É por isso que a experiência decisiva da democracia seria inaugurada pelas grandes revoluções modernas, em especial a Revolução Americana e a Revolução Francesa. Nelas, o povo não figuraria mais como um contrapoder, mas diretamente como aquele do qual o poder emana: por meio da ideia de soberania popular, marca-se uma mudança significativa na ordem simbólica da sociedade que encontraria sua institucionalização no sufrágio universal. Compreender o significado da emergência da democracia envolveria, portanto, observar essa mutação de ordem simbólica que institui os ideais de igualdade e soberania popular como os princípios geradores da sociedade democrática. Dessa forma, o Estado democrático representa esses princípios abstratos do qual retira sua legitimidade sem, no entanto, poder realizá-los plenamente na vida social. Aliás, seria exatamente essa impossibilidade de realizar plenamente os princípios democráticos de igualdade e soberania do povo a garantia da liberdade e da pluralidade.

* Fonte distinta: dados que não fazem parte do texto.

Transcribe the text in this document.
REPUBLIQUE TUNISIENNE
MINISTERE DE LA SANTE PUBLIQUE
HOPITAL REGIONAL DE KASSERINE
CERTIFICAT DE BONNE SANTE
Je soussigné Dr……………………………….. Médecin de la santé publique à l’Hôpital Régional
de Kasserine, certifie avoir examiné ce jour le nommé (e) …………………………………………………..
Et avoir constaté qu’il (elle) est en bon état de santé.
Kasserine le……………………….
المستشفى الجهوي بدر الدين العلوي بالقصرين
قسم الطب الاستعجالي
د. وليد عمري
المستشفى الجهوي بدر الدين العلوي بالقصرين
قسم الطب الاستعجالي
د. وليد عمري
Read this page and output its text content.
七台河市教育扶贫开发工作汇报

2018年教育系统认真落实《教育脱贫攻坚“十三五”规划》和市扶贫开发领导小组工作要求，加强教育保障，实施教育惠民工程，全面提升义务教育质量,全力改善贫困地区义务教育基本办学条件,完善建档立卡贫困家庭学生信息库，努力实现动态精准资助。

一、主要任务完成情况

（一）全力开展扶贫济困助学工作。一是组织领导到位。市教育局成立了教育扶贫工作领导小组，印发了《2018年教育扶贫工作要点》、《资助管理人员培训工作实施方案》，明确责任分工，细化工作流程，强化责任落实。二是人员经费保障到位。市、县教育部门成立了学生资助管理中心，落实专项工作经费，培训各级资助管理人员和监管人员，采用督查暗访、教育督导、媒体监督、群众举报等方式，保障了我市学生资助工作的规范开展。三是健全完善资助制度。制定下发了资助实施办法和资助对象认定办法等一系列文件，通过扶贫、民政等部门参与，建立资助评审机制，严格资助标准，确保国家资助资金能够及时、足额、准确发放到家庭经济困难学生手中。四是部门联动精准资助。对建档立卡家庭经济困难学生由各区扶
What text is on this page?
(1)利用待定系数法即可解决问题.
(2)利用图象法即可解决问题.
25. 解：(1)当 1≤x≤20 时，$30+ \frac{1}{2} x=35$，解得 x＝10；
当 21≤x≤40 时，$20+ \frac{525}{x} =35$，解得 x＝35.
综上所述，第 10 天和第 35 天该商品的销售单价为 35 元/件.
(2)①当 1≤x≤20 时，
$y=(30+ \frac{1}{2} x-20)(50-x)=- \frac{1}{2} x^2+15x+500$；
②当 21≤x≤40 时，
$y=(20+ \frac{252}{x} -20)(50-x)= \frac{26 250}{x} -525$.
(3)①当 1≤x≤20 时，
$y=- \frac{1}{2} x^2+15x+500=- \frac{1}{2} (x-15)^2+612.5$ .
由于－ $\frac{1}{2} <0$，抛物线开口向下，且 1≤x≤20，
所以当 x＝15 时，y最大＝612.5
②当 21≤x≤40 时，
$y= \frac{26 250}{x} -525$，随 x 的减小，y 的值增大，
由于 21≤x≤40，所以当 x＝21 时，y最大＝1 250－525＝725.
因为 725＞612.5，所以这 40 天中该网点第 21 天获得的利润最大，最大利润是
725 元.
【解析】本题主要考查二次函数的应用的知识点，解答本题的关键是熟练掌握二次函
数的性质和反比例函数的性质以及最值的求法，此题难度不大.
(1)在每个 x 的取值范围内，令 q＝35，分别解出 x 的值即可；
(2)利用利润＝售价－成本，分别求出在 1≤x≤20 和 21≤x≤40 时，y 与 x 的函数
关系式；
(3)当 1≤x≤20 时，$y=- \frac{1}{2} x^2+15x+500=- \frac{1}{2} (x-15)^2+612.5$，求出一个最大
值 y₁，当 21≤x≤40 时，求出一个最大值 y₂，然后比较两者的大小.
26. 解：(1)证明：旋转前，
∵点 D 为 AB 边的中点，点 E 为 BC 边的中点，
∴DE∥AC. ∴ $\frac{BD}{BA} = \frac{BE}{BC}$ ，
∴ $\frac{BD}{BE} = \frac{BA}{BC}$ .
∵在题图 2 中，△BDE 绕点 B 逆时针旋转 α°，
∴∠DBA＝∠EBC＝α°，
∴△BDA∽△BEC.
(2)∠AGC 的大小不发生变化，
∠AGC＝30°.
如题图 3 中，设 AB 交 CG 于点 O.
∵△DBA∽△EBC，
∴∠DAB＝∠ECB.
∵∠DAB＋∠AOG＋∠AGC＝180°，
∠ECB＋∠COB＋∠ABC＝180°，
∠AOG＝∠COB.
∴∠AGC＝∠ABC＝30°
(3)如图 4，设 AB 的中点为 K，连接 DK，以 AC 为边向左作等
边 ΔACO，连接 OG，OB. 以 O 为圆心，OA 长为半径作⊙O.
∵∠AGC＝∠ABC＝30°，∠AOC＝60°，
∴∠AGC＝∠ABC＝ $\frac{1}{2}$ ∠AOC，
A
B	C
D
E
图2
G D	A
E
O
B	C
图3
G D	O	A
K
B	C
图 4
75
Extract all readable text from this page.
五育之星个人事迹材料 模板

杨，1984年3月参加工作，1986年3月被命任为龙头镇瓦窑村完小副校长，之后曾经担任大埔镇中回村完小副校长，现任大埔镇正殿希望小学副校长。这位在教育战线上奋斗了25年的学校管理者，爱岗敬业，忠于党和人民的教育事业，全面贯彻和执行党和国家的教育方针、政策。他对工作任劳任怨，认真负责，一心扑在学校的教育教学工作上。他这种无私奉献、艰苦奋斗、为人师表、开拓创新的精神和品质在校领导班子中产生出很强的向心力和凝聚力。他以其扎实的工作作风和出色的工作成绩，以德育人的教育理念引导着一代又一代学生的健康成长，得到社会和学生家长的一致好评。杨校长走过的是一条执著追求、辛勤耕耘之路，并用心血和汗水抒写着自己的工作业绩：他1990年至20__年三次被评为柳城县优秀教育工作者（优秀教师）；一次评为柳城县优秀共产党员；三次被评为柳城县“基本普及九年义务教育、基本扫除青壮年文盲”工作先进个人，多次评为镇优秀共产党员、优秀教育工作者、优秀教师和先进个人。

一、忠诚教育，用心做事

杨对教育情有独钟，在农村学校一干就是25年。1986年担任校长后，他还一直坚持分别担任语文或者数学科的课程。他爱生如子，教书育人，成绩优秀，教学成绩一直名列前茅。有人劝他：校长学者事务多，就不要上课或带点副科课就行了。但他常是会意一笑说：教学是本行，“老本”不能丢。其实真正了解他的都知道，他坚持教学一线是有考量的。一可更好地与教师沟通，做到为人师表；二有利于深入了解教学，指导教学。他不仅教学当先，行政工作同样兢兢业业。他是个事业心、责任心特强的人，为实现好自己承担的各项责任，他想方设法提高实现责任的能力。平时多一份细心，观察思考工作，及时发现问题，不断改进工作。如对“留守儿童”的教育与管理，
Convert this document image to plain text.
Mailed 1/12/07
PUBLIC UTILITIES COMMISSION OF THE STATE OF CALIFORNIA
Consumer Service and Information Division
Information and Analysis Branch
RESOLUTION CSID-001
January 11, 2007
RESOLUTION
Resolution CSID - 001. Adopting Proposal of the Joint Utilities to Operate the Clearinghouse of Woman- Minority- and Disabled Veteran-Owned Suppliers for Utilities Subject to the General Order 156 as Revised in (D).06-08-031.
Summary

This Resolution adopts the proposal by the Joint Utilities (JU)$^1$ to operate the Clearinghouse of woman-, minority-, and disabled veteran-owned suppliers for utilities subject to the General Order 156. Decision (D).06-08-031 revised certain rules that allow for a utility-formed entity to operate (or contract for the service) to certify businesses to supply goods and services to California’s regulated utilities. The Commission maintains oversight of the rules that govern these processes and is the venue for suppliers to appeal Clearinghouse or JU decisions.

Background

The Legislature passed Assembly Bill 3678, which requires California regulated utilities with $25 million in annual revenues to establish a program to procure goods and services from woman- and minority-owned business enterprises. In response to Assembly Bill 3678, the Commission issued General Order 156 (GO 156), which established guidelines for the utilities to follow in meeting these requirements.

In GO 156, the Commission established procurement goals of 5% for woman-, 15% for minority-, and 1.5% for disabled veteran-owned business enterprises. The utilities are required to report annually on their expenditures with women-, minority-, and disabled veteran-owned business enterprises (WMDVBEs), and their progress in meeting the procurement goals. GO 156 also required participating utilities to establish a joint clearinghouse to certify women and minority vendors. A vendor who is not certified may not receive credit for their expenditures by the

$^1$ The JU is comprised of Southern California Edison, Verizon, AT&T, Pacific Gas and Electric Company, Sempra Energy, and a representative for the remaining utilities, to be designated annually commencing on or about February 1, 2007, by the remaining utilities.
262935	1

O princípio da soberania implicaria uma imagem do povo como Um, uma abstração de unidade diante da realidade da pluralidade social que permite aos indivíduos serem unificados em torno de abstrações como o "Estado Nacional". Por outro lado, o povo deve ser periodicamente interrogado sobre sua vontade por meio do sufrágio, ou seja, é necessário insistentemente conhecer a vontade de cada um. Assim, torna-se necessário que a sociedade se mobilize, mobilização essa que é a fonte e origem das inúmeras formas de associações e organizações da sociedade democrática. O sufrágio universal possuiria, então, uma dupla dimensão. Por um lado, ele é a consagração da igualdade a partir da qual cada voz e cada argumento valem tanto quanto quaisquer outros. Em sentido diferente, o sufrágio universal existe como um resultado, uma contagem de votos que expressa um resultado num período circunscrito. Em sua dimensão de igualdade, o sufrágio caracteriza a construção de uma forma social que estabelece radicalmente a equivalência da igualdade. Como resultado eleitoral circunscrito de um período, o sufrágio revela as disputas e divisões próprias à sociedade. Por trás dos números dos resultados eleitorais estaria, na verdade, a multiplicidade da sociedade, seus conflitos e a ação política de suas inúmeras associações.12

Mas o significado da mutação simbólica que instaurou a democracia só poderia ser plenamente compreendido, na perspectiva lefortiana, no seu confronto com o outro do qual emergiu e com o outro que ela tornou possível emergir. Como já observara Tocqueville, a revolução democrática despontou a partir do interior do Antigo Regime, como um processo de longa duração que não cessou de continuar. A sociedade do Antigo Regime, segundo Lefort, era aquela que representava para si sua unidade, desenvolvida no seio de uma monarquia a partir de uma matriz teológico-política. Essa sociedade era regida pela autoridade do monarca considerado um mediador entre o homem e Deus e, portanto, depositário do sentido da lei e do fim último da ordem social. Ao lado dessa imagem de mediador atribuída ao monarca, apareceu posteriormente outra: a do monarca como soberano já que mediador entre os homens e as instâncias transcendentes figuradas na soberana Justiça e na soberana Razão. Enquanto mediador o príncipe se submetia às leis, enquanto soberano se localizava acima delas. A teoria política do duplo corpo do rei, ao mesmo tempo mortal e imortal, individual e coletivo, desenvolvida na Idade Média e estudada por Kantorowicz (1998), fornecia a imagem acabada de um corpo que encarnava o princípio da geração e da ordem do reino, além da própria sociabilidade humana. A sociedade via-se representada num único corpo, figurada no corpo do próprio rei, que retirava seu fundamento de um além do mundo e além do próprio homem. Dessa forma, segundo Lefort, o poder que dava corpo à sociedade do Antigo Regime encontrava-se integrado ao monarca, e, por toda a extensão social, sentia-se a presença de um saber que identificava a todos, colocando-os para ocupar determinado lugar na sociedade. Dessa forma, "o rei conservou o poder de encarnar no seu corpo a comunidade do reino, doravante investida pelo sagrado, comunidade política, comunidade nacional, corpo místico" (Lefort, 1990, p. 117).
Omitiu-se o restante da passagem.